The place of Cosmas in history has been sometimes misconceived. No scholar admits that his works had any major impact or traceable influence on medieval geographical thought. For, on the whole, its influence is only slightly, and occasionally, traceable. Its author stated his position as an article of Christian faith; but even in those times there was anything but a general agreement with his didactic conclusions. The subtleties of Cosmas were left to the Greeks, for the most part; the western geographers who pursued his line of thought were usually content to stop short at the merely negative dogmas of the Latin fathers; and no great support was given to the constructive tabernacle-system of the Indian merchant.
Yet, after all, the Christian Topography will always be remarkable for other than the intended purposes. It represents perhaps the final warning of a certain habit of mind, of that religious dogmatizing which fears nothing but want of faith.
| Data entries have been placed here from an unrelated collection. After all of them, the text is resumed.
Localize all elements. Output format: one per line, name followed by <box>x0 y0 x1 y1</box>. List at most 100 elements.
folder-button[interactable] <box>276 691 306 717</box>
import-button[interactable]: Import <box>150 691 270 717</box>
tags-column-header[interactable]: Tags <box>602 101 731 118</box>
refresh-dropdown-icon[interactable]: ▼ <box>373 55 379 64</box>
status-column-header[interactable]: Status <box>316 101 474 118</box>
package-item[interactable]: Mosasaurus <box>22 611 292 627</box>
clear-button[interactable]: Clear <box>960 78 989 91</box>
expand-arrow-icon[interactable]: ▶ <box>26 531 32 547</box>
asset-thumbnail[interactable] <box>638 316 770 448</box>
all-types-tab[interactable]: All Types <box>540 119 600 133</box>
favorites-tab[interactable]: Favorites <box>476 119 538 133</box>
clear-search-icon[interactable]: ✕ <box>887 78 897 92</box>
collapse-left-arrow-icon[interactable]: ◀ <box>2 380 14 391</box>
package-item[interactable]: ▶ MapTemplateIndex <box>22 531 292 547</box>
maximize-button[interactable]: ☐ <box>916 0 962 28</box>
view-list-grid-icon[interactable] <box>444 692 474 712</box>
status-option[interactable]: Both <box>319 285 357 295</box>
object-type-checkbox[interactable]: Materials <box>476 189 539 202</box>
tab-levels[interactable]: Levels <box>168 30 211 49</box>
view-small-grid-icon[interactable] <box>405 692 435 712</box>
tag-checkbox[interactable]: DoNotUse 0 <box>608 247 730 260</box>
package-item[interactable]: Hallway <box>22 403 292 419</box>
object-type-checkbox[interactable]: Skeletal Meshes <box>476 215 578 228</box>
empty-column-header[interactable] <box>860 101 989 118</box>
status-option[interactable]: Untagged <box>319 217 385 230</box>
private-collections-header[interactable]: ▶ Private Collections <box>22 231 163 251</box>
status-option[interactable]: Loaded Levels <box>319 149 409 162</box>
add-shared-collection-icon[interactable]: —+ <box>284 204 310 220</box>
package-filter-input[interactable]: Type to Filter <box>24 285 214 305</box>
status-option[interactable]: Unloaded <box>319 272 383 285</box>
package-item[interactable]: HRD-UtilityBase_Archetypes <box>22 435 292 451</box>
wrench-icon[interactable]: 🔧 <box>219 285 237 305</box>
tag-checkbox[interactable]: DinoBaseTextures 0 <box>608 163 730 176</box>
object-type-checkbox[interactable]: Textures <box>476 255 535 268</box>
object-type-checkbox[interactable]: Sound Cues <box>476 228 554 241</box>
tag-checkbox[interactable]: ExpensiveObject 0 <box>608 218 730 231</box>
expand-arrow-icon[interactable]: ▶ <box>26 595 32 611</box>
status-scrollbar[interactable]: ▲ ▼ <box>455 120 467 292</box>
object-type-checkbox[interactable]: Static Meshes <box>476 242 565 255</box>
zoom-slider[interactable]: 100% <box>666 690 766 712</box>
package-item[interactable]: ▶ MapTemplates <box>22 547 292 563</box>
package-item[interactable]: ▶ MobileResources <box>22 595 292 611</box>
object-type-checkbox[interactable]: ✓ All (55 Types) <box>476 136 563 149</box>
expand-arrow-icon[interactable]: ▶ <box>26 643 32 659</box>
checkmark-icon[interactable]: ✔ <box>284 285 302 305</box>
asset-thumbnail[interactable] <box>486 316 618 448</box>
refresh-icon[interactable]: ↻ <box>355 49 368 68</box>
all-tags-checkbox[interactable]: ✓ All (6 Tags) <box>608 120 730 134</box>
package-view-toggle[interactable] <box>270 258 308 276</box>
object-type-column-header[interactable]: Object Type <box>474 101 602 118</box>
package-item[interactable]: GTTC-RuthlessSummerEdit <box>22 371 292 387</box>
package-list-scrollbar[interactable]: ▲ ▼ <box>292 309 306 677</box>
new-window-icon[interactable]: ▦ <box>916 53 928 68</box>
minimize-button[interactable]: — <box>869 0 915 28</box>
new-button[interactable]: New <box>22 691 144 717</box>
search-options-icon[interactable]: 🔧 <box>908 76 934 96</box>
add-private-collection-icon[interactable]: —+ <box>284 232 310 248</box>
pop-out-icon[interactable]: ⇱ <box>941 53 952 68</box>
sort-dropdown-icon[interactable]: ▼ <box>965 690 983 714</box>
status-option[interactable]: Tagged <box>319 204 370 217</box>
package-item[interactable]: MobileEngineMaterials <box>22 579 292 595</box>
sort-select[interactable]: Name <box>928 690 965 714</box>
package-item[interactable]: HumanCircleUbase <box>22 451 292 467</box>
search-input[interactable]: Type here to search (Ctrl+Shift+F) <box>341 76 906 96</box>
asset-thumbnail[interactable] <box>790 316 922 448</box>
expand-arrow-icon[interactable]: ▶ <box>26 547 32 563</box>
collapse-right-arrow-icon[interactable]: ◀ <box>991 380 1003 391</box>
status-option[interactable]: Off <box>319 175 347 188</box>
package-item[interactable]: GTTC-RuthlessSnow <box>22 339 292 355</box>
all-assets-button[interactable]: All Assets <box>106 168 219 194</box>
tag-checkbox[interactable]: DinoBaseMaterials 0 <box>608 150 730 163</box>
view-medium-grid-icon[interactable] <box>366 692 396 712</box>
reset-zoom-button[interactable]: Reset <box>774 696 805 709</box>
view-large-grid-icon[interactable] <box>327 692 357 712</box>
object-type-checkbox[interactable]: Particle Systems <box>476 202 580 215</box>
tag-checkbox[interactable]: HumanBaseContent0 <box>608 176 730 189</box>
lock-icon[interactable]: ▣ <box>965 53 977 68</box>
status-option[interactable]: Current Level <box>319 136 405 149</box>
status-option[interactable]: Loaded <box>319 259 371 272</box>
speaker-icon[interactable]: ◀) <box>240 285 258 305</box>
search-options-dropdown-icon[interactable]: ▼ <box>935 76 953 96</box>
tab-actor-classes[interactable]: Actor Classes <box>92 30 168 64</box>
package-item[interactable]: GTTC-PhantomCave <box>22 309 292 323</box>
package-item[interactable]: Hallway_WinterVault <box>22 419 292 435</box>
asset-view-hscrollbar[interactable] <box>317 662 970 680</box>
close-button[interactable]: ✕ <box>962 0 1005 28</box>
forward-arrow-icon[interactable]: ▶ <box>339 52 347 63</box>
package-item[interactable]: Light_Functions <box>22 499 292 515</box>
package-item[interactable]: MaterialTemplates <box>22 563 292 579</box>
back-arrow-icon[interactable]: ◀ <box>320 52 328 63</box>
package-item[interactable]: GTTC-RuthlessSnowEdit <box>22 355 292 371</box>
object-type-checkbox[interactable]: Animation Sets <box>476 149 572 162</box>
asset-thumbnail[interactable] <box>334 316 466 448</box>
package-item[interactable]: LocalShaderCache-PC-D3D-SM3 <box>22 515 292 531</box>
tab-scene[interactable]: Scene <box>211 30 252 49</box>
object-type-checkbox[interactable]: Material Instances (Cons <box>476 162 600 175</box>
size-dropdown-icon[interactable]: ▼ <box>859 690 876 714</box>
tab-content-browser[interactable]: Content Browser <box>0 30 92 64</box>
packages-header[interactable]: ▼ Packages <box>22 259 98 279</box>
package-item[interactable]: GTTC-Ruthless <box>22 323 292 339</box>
Quite apart from the genuinely useful notes that it contains of commercial and missionary travel, it is also one of the earliest important essays in scientific or strictly theoretic geography, within the Christian era, written by a Christian thinker. It is extraordinary that Cosmas should have really done some work in astronomy, and yet should have denied every lesson that astronomy teaches and nearly every assumption on which its progress has been based, yet so stand the facts; and in the Topography we have to deal, not with a mere fabulist like Solinus, still less with a servile statistician or tabulator, but with a bold and independent cosmographer. Had he not set out with the purpose of making facts conform to pre-judgements and forcing the heavens to tell the glory of God, Cosmas might have advanced the science that he set himself the task to overthrow. But it was this very destructive purpose that led him to write. He recognized no good in knowledge apart from the word of the Scriptures; and the observations which are to be found like fossils scattered among the layers of his arguments are, in part, merely to illustrate the latter, and, in part, as we mentioned, are probably taken from his other treatise. In the Topography Cosmas was mainly interested in constructing a theological system of the universe: never before or since was so complete and so ambitious an attempt made in this direction; but considerable knowledge, many opportunities, and some education were here allied to fervent piety. It was not because of ignorance or through living in the "Dark Ages" that Cosmas wrote as he did. He flourished at the time when Christianity perhaps most entirely and exclusively controlled a major area of the civilized world; and he seems conscious, not of a feeble and barbarized mind, but rather of having all knowledge for his province. He was not without profane science, but he now saw it (and saw through it) in the light of theology, the crown of sciences.